Auto merge of #137586 - nnethercote:SetImpliedBits, r=bjorn3
Speed up target feature computation
The LLVM backend calls `LLVMRustHasFeature` twice for every feature. In short-running rustc invocations, this accounts for a surprising amount of work.
r? `@bjorn3`
diff --git a/src/gcc_util.rs b/src/gcc_util.rs
index 4e8c8aa..6eae0c2 100644
--- a/src/gcc_util.rs
+++ b/src/gcc_util.rs
@@ -48,7 +48,7 @@
for feature in sess.opts.cg.target_feature.split(',') {
if let Some(feature) = feature.strip_prefix('+') {
all_rust_features.extend(
- UnordSet::from(sess.target.implied_target_features(std::iter::once(feature)))
+ UnordSet::from(sess.target.implied_target_features(feature))
.to_sorted_stable_ord()
.iter()
.map(|&&s| (true, s)),
diff --git a/src/lib.rs b/src/lib.rs
index f090597..d478b2a 100644
--- a/src/lib.rs
+++ b/src/lib.rs
@@ -259,8 +259,8 @@
.join(sess)
}
- fn target_features_cfg(&self, sess: &Session, allow_unstable: bool) -> Vec<Symbol> {
- target_features_cfg(sess, allow_unstable, &self.target_info)

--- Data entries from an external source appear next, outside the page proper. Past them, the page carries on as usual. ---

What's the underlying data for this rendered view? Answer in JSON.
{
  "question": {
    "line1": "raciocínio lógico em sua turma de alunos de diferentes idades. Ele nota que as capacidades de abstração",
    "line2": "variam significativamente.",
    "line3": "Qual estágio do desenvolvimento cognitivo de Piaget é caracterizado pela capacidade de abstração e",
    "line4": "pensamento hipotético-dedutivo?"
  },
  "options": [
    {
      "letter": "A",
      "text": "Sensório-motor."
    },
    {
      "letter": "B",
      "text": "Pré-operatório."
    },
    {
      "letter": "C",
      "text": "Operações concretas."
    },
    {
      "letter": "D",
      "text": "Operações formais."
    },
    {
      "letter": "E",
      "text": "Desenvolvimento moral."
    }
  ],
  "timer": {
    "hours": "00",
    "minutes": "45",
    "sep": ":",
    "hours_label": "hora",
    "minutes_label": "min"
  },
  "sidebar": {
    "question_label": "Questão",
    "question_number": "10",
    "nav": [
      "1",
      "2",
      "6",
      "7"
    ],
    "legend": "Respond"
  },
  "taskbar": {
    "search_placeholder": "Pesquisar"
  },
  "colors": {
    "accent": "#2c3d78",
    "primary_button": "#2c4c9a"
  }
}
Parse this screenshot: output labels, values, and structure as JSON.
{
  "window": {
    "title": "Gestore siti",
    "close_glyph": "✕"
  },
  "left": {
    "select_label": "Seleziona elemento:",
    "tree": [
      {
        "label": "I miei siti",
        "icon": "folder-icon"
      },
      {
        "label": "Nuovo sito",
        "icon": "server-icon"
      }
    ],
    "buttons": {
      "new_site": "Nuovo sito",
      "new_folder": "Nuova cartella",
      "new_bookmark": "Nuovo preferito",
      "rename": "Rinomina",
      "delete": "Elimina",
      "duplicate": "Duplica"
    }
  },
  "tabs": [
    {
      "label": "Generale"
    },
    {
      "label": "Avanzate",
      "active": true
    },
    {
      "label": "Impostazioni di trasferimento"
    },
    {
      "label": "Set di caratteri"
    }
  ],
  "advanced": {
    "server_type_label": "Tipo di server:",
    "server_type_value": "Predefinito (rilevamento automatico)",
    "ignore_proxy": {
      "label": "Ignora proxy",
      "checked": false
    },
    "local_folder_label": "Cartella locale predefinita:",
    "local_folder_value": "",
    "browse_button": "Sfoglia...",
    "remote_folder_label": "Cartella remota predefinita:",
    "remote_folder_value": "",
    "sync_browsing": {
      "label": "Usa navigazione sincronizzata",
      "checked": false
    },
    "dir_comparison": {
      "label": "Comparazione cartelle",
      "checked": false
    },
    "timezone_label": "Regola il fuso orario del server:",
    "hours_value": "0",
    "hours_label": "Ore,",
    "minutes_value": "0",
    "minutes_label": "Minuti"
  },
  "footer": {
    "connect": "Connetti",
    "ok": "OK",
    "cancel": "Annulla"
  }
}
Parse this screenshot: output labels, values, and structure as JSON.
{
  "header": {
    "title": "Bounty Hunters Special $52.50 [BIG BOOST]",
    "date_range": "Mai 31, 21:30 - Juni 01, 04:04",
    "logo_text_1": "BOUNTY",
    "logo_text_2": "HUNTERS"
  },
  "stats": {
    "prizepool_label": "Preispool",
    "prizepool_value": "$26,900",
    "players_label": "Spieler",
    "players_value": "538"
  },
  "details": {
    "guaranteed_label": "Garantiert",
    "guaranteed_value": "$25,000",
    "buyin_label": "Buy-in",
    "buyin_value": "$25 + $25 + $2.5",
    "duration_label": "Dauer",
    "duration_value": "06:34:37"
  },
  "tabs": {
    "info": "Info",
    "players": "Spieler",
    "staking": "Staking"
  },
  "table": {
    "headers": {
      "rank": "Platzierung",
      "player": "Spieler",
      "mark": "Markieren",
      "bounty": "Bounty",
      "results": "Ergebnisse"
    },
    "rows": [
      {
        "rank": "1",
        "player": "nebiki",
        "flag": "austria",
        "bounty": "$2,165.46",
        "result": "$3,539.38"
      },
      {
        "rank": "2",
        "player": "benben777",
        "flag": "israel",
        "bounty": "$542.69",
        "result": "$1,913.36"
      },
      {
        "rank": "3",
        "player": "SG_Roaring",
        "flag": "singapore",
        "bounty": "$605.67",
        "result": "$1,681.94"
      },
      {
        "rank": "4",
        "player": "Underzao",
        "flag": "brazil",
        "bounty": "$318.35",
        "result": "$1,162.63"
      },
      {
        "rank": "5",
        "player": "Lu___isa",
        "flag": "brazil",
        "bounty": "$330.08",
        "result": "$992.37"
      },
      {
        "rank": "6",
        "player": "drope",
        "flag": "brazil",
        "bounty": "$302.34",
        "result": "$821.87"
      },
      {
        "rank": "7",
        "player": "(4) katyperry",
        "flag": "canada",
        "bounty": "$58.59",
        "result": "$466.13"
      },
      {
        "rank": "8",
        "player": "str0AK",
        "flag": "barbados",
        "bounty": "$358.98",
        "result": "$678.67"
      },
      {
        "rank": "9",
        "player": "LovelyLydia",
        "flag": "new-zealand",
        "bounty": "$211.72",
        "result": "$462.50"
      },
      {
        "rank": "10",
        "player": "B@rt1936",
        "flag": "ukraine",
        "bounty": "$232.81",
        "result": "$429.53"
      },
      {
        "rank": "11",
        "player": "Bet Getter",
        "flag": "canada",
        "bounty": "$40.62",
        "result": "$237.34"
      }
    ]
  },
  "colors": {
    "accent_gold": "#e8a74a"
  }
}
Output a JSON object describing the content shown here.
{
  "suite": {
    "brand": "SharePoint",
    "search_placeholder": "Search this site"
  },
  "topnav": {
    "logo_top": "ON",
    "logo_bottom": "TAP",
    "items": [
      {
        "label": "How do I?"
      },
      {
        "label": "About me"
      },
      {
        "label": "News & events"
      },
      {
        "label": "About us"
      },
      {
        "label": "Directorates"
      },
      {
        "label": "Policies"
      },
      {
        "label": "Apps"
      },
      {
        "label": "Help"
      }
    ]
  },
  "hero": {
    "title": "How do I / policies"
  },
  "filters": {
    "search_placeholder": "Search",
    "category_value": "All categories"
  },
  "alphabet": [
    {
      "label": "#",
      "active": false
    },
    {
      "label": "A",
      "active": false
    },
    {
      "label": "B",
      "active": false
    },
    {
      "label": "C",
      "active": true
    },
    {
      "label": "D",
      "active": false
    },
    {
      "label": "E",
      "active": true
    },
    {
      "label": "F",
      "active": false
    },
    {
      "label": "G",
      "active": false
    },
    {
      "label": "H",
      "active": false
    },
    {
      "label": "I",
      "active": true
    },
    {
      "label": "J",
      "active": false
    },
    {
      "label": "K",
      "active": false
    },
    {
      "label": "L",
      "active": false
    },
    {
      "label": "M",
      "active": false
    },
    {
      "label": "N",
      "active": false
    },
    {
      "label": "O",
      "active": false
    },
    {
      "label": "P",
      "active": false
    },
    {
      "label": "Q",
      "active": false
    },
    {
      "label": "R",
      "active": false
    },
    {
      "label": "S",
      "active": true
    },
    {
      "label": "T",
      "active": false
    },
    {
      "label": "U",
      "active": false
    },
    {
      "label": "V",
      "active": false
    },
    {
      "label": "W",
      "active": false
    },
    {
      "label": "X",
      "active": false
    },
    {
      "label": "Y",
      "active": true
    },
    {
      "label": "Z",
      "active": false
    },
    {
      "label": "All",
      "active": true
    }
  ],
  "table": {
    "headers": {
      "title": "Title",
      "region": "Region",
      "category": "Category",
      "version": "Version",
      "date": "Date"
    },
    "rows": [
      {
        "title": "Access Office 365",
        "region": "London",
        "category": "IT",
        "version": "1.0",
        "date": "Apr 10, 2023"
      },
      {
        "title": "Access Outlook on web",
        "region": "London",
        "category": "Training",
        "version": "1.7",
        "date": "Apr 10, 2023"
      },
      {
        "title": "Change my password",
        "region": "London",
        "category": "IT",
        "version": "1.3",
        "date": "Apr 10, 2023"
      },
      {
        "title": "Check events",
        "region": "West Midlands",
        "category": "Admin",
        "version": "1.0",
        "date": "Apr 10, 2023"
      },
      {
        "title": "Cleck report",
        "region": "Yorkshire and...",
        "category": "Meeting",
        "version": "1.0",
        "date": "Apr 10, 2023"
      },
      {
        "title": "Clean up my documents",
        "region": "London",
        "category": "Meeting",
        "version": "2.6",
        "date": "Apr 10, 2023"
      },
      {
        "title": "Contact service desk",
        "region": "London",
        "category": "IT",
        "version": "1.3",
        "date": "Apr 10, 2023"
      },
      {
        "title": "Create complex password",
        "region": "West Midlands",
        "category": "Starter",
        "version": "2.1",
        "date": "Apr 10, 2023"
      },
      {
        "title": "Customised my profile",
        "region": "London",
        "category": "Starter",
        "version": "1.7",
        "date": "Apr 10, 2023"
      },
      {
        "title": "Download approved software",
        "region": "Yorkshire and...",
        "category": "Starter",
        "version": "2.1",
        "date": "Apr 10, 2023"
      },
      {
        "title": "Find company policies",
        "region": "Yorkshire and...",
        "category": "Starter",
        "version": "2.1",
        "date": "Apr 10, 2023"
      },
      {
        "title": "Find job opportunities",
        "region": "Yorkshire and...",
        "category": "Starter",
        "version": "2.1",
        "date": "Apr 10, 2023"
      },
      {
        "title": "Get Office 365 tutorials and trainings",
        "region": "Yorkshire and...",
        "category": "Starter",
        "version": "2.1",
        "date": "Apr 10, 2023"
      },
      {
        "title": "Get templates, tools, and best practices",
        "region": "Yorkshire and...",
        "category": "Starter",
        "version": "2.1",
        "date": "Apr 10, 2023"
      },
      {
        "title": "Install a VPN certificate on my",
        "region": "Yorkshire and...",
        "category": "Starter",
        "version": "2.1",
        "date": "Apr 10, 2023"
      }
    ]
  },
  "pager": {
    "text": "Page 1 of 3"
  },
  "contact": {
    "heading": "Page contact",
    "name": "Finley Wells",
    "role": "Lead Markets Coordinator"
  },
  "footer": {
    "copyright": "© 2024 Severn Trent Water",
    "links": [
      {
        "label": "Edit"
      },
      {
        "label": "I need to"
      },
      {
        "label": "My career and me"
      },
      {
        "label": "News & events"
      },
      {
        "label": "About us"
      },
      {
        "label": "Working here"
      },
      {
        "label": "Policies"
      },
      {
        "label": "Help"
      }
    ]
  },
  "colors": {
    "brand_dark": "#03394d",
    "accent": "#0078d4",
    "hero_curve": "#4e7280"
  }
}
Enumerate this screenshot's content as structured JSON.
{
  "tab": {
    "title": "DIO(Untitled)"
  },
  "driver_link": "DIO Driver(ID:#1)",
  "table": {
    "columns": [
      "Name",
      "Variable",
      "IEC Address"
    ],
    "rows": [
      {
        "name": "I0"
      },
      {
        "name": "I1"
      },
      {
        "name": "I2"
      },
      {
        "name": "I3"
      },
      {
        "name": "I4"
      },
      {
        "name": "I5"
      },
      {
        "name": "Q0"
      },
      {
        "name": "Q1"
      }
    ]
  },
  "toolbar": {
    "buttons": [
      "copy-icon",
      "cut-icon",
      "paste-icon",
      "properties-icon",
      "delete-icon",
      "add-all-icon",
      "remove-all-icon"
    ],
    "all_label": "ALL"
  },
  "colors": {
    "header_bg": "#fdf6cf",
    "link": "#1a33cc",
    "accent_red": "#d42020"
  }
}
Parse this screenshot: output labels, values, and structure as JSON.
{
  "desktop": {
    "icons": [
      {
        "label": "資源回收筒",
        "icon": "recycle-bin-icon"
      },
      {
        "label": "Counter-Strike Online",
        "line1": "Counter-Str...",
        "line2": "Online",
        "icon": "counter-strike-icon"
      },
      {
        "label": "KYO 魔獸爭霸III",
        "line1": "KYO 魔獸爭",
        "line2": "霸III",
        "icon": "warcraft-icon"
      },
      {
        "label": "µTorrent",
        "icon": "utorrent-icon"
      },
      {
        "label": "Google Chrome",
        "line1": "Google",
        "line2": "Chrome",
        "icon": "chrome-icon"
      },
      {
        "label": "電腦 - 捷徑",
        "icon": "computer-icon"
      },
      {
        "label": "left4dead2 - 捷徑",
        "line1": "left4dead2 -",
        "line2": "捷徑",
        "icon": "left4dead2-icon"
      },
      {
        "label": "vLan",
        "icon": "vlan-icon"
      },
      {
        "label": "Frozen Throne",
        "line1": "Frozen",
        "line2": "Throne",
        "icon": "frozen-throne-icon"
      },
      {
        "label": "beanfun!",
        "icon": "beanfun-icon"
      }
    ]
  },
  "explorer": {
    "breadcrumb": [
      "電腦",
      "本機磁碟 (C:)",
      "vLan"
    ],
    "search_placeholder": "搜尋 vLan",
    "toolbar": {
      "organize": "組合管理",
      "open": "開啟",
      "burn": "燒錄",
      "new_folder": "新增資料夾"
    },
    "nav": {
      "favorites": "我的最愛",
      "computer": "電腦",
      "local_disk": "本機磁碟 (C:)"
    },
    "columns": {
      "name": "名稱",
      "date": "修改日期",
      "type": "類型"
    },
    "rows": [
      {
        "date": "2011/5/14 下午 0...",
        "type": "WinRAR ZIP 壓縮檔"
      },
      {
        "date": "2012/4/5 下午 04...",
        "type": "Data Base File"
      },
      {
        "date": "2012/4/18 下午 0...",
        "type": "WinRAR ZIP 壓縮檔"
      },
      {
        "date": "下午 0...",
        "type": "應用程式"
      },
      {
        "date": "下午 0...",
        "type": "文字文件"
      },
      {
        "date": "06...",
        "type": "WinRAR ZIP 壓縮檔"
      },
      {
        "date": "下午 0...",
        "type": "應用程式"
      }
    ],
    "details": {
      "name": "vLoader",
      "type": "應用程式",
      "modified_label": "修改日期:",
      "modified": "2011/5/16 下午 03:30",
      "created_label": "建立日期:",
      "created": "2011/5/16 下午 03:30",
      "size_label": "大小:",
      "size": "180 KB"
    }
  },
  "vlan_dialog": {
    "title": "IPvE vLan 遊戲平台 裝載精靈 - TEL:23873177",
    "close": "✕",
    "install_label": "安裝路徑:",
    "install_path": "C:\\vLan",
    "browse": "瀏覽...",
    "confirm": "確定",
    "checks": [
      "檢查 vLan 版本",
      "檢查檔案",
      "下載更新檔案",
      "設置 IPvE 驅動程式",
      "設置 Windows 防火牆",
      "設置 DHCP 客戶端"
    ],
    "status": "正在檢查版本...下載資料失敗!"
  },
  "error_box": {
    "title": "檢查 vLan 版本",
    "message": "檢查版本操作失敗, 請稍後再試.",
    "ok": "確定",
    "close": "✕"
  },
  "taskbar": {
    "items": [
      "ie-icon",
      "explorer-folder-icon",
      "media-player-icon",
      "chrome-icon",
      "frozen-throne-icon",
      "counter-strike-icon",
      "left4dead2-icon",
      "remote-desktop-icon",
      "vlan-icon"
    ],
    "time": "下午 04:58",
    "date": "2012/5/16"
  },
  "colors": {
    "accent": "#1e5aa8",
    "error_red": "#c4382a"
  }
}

+ fn target_features_cfg(&self, sess: &Session) -> (Vec<Symbol>, Vec<Symbol>) {
+ target_features_cfg(sess, &self.target_info)
}
}
@@ -486,35 +486,41 @@
/// Returns the features that should be set in `cfg(target_feature)`.
fn target_features_cfg(
sess: &Session,
- allow_unstable: bool,
target_info: &LockedTargetInfo,
-) -> Vec<Symbol> {
+) -> (Vec<Symbol>, Vec<Symbol>) {
// TODO(antoyo): use global_gcc_features.
- sess.target
- .rust_target_features()
- .iter()
- .filter_map(|&(feature, gate, _)| {
- if allow_unstable
- || (gate.in_cfg() && (sess.is_nightly_build() || gate.requires_nightly().is_none()))
- {
- Some(feature)
- } else {
- None
- }
- })
- .filter(|feature| {
- // TODO: we disable Neon for now since we don't support the LLVM intrinsics for it.
- if *feature == "neon" {
- return false;
- }
- target_info.cpu_supports(feature)
- /*
- adx, aes, avx, avx2, avx512bf16, avx512bitalg, avx512bw, avx512cd, avx512dq, avx512er, avx512f, avx512fp16, avx512ifma,
- avx512pf, avx512vbmi, avx512vbmi2, avx512vl, avx512vnni, avx512vp2intersect, avx512vpopcntdq,
- bmi1, bmi2, cmpxchg16b, ermsb, f16c, fma, fxsr, gfni, lzcnt, movbe, pclmulqdq, popcnt, rdrand, rdseed, rtm,
- sha, sse, sse2, sse3, sse4.1, sse4.2, sse4a, ssse3, tbm, vaes, vpclmulqdq, xsave, xsavec, xsaveopt, xsaves
- */
- })
- .map(Symbol::intern)
- .collect()
+ let f = |allow_unstable| {
+ sess.target
+ .rust_target_features()
+ .iter()
+ .filter_map(|&(feature, gate, _)| {
+ if allow_unstable
+ || (gate.in_cfg()
+ && (sess.is_nightly_build() || gate.requires_nightly().is_none()))
+ {
+ Some(feature)
+ } else {
+ None
+ }
+ })
+ .filter(|feature| {
+ // TODO: we disable Neon for now since we don't support the LLVM intrinsics for it.
+ if *feature == "neon" {
+ return false;
+ }
+ target_info.cpu_supports(feature)
+ /*
+ adx, aes, avx, avx2, avx512bf16, avx512bitalg, avx512bw, avx512cd, avx512dq, avx512er, avx512f, avx512fp16, avx512ifma,
+ avx512pf, avx512vbmi, avx512vbmi2, avx512vl, avx512vnni, avx512vp2intersect, avx512vpopcntdq,
+ bmi1, bmi2, cmpxchg16b, ermsb, f16c, fma, fxsr, gfni, lzcnt, movbe, pclmulqdq, popcnt, rdrand, rdseed, rtm,
+ sha, sse, sse2, sse3, sse4.1, sse4.2, sse4a, ssse3, tbm, vaes, vpclmulqdq, xsave, xsavec, xsaveopt, xsaves
+ */
+ })
+ .map(Symbol::intern)
+ .collect()
+ };
+
+ let target_features = f(false);
+ let unstable_target_features = f(true);
+ (target_features, unstable_target_features)
}